When your idea is clear, it is time to switch over to the technical side of writing. Check for grammatical, spelling, punctuation errors and make your paper shine. Exchange papers with a friend and do peer editing. Examine every sentence. Read your paper aloud. Check for repetition and a variety of sentence styles. Editing well can mean a difference between an average and a better grade.

Now it is time for the final checklist. Go back to your assignment criteria before you hand in your paper. Have you followed instructions? Do you have the correct number of pages or words? Do your in-text references match your bibliography references? Lastly, do you have the right type of essay? Congratulations! You have done it.

Best Books on Writing

Academic books

Self-education is the same part of college life as lectures and seminars. Take a look at some useful academic writing books.

Now we are talking about the academic writing for graduate students – that is why the book has the same name “Academic writing for graduate students” by John M. Swales and Christine B. Feak. A perfect fit, is it not? The author uses up-to-date articles as examples and lots of appendices that address very common issues in a clear and instructional way. In the book’s critique section, students are asked to list their challenges, which is also a great task and exercise.

It is quite helpful for students’ vocabulary, terminology and data presentation skills. Sentences in that book are broken down into clear structures, so that they provide a thinking model for the students.

In his book on writing, Stephen King claims that there are two qualities that make a great writer. The first is someone who writes a lot and the second is someone who reads a lot.

Let me recommend three more books for self-education. You should, of course, read more than these three books, but I believe that every college student should read at least these three.
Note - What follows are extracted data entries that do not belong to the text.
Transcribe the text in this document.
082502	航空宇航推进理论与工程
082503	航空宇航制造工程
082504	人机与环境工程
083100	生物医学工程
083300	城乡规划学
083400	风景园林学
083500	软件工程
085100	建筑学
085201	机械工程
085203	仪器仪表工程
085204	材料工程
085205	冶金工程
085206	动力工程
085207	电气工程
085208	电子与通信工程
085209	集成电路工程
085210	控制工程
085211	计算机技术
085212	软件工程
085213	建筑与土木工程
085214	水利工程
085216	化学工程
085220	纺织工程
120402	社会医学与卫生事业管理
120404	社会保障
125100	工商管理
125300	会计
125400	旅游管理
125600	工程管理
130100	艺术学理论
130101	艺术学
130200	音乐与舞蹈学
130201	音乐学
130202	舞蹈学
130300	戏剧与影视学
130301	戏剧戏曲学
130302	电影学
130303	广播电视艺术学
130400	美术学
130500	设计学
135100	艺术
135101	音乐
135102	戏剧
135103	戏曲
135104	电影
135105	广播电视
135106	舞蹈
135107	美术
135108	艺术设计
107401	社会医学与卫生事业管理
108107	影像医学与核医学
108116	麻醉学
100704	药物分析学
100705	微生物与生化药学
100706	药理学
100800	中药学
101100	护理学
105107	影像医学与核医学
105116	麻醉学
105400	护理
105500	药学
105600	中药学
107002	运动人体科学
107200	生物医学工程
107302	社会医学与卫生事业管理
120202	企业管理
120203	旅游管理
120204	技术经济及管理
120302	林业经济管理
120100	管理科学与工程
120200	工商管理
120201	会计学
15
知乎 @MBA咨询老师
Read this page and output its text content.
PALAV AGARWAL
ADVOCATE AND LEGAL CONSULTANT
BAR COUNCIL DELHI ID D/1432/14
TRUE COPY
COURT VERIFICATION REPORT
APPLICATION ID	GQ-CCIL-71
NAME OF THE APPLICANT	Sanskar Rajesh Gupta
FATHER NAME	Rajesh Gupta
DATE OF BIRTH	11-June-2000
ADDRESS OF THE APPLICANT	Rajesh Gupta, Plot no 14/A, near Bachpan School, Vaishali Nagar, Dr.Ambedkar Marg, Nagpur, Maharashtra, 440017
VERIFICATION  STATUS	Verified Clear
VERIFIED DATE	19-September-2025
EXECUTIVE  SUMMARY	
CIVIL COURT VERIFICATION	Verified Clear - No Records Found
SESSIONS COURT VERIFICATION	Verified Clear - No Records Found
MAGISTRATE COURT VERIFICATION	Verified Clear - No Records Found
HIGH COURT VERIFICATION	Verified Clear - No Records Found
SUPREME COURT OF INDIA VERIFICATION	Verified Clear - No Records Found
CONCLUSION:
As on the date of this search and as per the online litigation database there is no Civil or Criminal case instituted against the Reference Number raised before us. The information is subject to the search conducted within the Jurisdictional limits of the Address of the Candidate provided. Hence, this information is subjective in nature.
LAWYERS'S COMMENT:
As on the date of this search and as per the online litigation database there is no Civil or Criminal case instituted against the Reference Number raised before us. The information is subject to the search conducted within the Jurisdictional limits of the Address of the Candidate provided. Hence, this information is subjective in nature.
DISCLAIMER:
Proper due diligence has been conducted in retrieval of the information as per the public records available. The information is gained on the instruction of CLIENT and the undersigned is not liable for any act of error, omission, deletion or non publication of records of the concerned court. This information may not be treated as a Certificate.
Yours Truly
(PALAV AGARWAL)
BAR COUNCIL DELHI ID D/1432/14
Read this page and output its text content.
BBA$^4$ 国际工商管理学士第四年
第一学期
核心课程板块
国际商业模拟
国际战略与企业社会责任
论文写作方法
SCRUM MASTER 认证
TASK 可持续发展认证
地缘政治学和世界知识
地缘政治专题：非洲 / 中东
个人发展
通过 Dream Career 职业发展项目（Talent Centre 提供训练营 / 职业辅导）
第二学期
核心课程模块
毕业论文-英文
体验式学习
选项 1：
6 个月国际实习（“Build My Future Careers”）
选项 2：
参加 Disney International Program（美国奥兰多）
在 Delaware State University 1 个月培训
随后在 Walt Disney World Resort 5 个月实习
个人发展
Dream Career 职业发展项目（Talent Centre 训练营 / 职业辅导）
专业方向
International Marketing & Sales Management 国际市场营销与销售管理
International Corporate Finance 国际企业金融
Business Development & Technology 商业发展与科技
The first one will keep you out of the literary trouble. It is “The Elements of Style” by W. Strunk and E. White. This little book will help you follow the rules of style like which letters to capitalize in a title or a headline, whether to use “its” or “it’s.” These may seem like small things, but people will judge you based on how you follow these rules. And of course, there is the mystery of the ever-elusive Oxford comma. You will find it all in there.

The second book, “The war of art,” will keep you from being blocked or stopped by a temptation. It really is the war. The temptation is prompting you to do anything except the thing you are supposed to be doing. Steven Pressfield is there to help you out.

The final book is “Bird by bird” by Anne Lamott. If you practice what the book suggests, in a few weeks you will be a creative writer. A bolder, more daring and risk-taking writer. This is where all the rewards are. The title alludes to a personal story she opens the book with. Just that story alone is worth reading.

In the conclusion of this article, I want to answer one of the main questions – why academic success is important? It is important because it sets the tone for you. Whether you succeeded in just one subject or the whole course, you have that strange feeling of being able to move mountains. Try it, and you will never get enough.